Riesce difficile galvanizzarsi per un disco d'esordio come "Premonitions" e non tanto perché soffra di una produzione dozzinale o di un songwriting poco maturo: anzi, oramai tali aspetti tecnici rappresentano, nella confezione degli album moderni, problemi quasi completamente inesistenti. Eppure, i Deadthrone, giovane quartetto di Manchester, si accodano alla lunga lista di band dell'universo metalcore, in questo caso declinato nella sua versione melodica, che nulla aggiungono al genere in termini di inventiva e freschezza. Se la parte musicale non appare così brillante, il cotè lirico sorprende, bisogna ammetterlo, in positivo: i testi rifuggono dalle abituali nenie post adolescenziali, mentre, al contrario, spuntano riflessioni adulte, prese di posizione politiche, messaggi costruttivi. Ciò non basta a riscattare la cifra di un LP che, benché non cada nella totale mediocrità, risulta realmente troppo uniforme e derivativo.

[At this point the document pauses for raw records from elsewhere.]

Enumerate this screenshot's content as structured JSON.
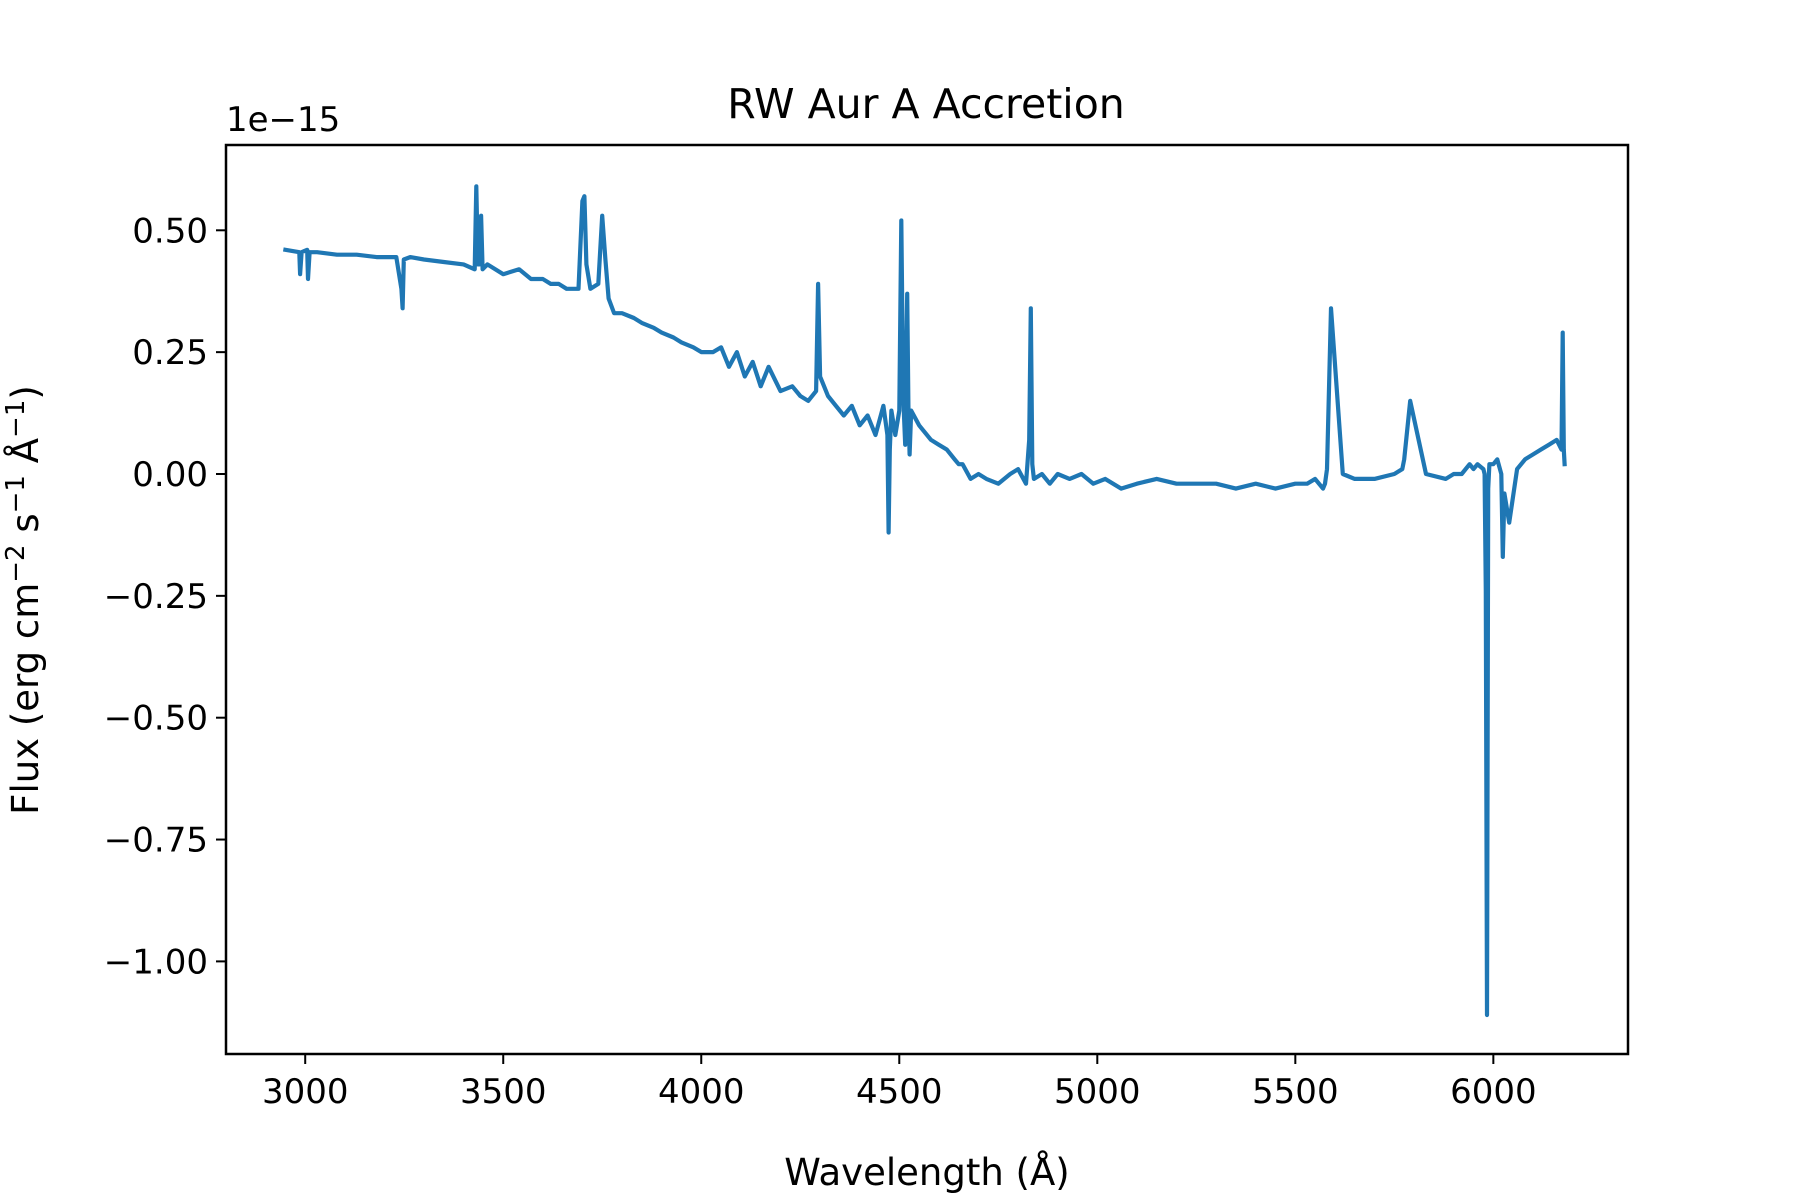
{
  "chart_data": {
    "type": "line",
    "title": "RW Aur A Accretion",
    "xlabel": "Wavelength (Å)",
    "ylabel_parts": {
      "prefix": "Flux (erg cm",
      "sup1": "−2",
      "mid": " s",
      "sup2": "−1",
      "mid2": " Å",
      "sup3": "−1",
      "suffix": ")"
    },
    "y_offset_label": "1e−15",
    "xlim": [
      2800,
      6340
    ],
    "ylim": [
      -1.19,
      0.675
    ],
    "xticks": [
      3000,
      3500,
      4000,
      4500,
      5000,
      5500,
      6000
    ],
    "xtick_labels": [
      "3000",
      "3500",
      "4000",
      "4500",
      "5000",
      "5500",
      "6000"
    ],
    "yticks": [
      0.5,
      0.25,
      0.0,
      -0.25,
      -0.5,
      -0.75,
      -1.0
    ],
    "ytick_labels": [
      "0.50",
      "0.25",
      "0.00",
      "−0.25",
      "−0.50",
      "−0.75",
      "−1.00"
    ],
    "line_color": "#1f77b4",
    "grid": false,
    "series": [
      {
        "x": [
          2950,
          2985,
          2987,
          2991,
          3005,
          3007,
          3011,
          3030,
          3080,
          3130,
          3180,
          3230,
          3243,
          3246,
          3249,
          3265,
          3300,
          3350,
          3400,
          3428,
          3432,
          3436,
          3440,
          3444,
          3448,
          3460,
          3500,
          3540,
          3570,
          3600,
          3620,
          3640,
          3660,
          3690,
          3700,
          3705,
          3710,
          3720,
          3740,
          3750,
          3758,
          3766,
          3780,
          3800,
          3830,
          3850,
          3880,
          3900,
          3930,
          3950,
          3980,
          4000,
          4030,
          4050,
          4070,
          4090,
          4110,
          4130,
          4150,
          4170,
          4200,
          4230,
          4250,
          4270,
          4290,
          4295,
          4300,
          4320,
          4340,
          4360,
          4380,
          4400,
          4420,
          4440,
          4460,
          4470,
          4473,
          4476,
          4480,
          4490,
          4500,
          4505,
          4510,
          4515,
          4520,
          4523,
          4526,
          4530,
          4550,
          4580,
          4600,
          4620,
          4640,
          4650,
          4660,
          4680,
          4700,
          4720,
          4750,
          4780,
          4800,
          4820,
          4828,
          4832,
          4836,
          4840,
          4860,
          4880,
          4900,
          4930,
          4960,
          4990,
          5020,
          5060,
          5100,
          5150,
          5200,
          5250,
          5300,
          5350,
          5400,
          5450,
          5500,
          5530,
          5550,
          5570,
          5575,
          5580,
          5590,
          5620,
          5650,
          5700,
          5750,
          5770,
          5775,
          5790,
          5830,
          5880,
          5900,
          5920,
          5940,
          5950,
          5960,
          5975,
          5978,
          5981,
          5984,
          5987,
          5990,
          6000,
          6010,
          6020,
          6024,
          6028,
          6040,
          6060,
          6080,
          6100,
          6120,
          6140,
          6160,
          6172,
          6175,
          6178,
          6180
        ],
        "y": [
          0.46,
          0.455,
          0.41,
          0.455,
          0.46,
          0.4,
          0.455,
          0.455,
          0.45,
          0.45,
          0.445,
          0.445,
          0.38,
          0.34,
          0.44,
          0.445,
          0.44,
          0.435,
          0.43,
          0.42,
          0.59,
          0.43,
          0.43,
          0.53,
          0.42,
          0.43,
          0.41,
          0.42,
          0.4,
          0.4,
          0.39,
          0.39,
          0.38,
          0.38,
          0.56,
          0.57,
          0.43,
          0.38,
          0.39,
          0.53,
          0.44,
          0.36,
          0.33,
          0.33,
          0.32,
          0.31,
          0.3,
          0.29,
          0.28,
          0.27,
          0.26,
          0.25,
          0.25,
          0.26,
          0.22,
          0.25,
          0.2,
          0.23,
          0.18,
          0.22,
          0.17,
          0.18,
          0.16,
          0.15,
          0.17,
          0.39,
          0.2,
          0.16,
          0.14,
          0.12,
          0.14,
          0.1,
          0.12,
          0.08,
          0.14,
          0.08,
          -0.12,
          0.05,
          0.13,
          0.08,
          0.13,
          0.52,
          0.16,
          0.06,
          0.37,
          0.14,
          0.04,
          0.13,
          0.1,
          0.07,
          0.06,
          0.05,
          0.03,
          0.02,
          0.02,
          -0.01,
          0.0,
          -0.01,
          -0.02,
          0.0,
          0.01,
          -0.02,
          0.07,
          0.34,
          0.02,
          -0.01,
          0.0,
          -0.02,
          0.0,
          -0.01,
          0.0,
          -0.02,
          -0.01,
          -0.03,
          -0.02,
          -0.01,
          -0.02,
          -0.02,
          -0.02,
          -0.03,
          -0.02,
          -0.03,
          -0.02,
          -0.02,
          -0.01,
          -0.03,
          -0.02,
          0.01,
          0.34,
          0.0,
          -0.01,
          -0.01,
          0.0,
          0.01,
          0.03,
          0.15,
          0.0,
          -0.01,
          0.0,
          0.0,
          0.02,
          0.01,
          0.02,
          0.01,
          0.0,
          -0.24,
          -1.11,
          -0.03,
          0.02,
          0.02,
          0.03,
          0.0,
          -0.17,
          -0.04,
          -0.1,
          0.01,
          0.03,
          0.04,
          0.05,
          0.06,
          0.07,
          0.05,
          0.29,
          0.05,
          0.02
        ]
      }
    ]
  }
}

Peccato davvero, anche considerando le evidenti potenzialità degli interpreti in campo, che, soprattutto nei frangenti in cui pigiano il pedale del gas, appaiono capaci di vergare pezzi di discreta qualità: è il caso di "Revival", uno dei pochi momenti ove l'alternanza tra clean e harsh vocal raggiunge un buon equilibrio, riuscendo a confluire in un brano irruente e gradevole. Sulla medesima linea di galleggiamento si situano "Wide Awake" e "Heart In Our Hands", progettate sì senza grosse sorprese, ma fucine di interessanti abbozzi sperimentali, ravvisabili in delicati breakdown dalla tinta quasi psichedelica. Il resto caracolla tra brandelli emo e ruffianerie pop, con l'elettronica di plastica di "Respite" e le smancerie à la Bring Me The Horizon di "Believe" e "Soothsayer" a reggere le fila di un lotto pronto a precipitare tosto nelle fauci della rapida obsolescenza.
Osservando soltanto l'artwork, "Premonitions" sembrava minacciare fuoco e fiamme: invece, nonostante il sontuoso incarto, i Deadthrone non vanno oltre la soglia del bigino, lasciando amareggiati più che delusi. Da rivedere.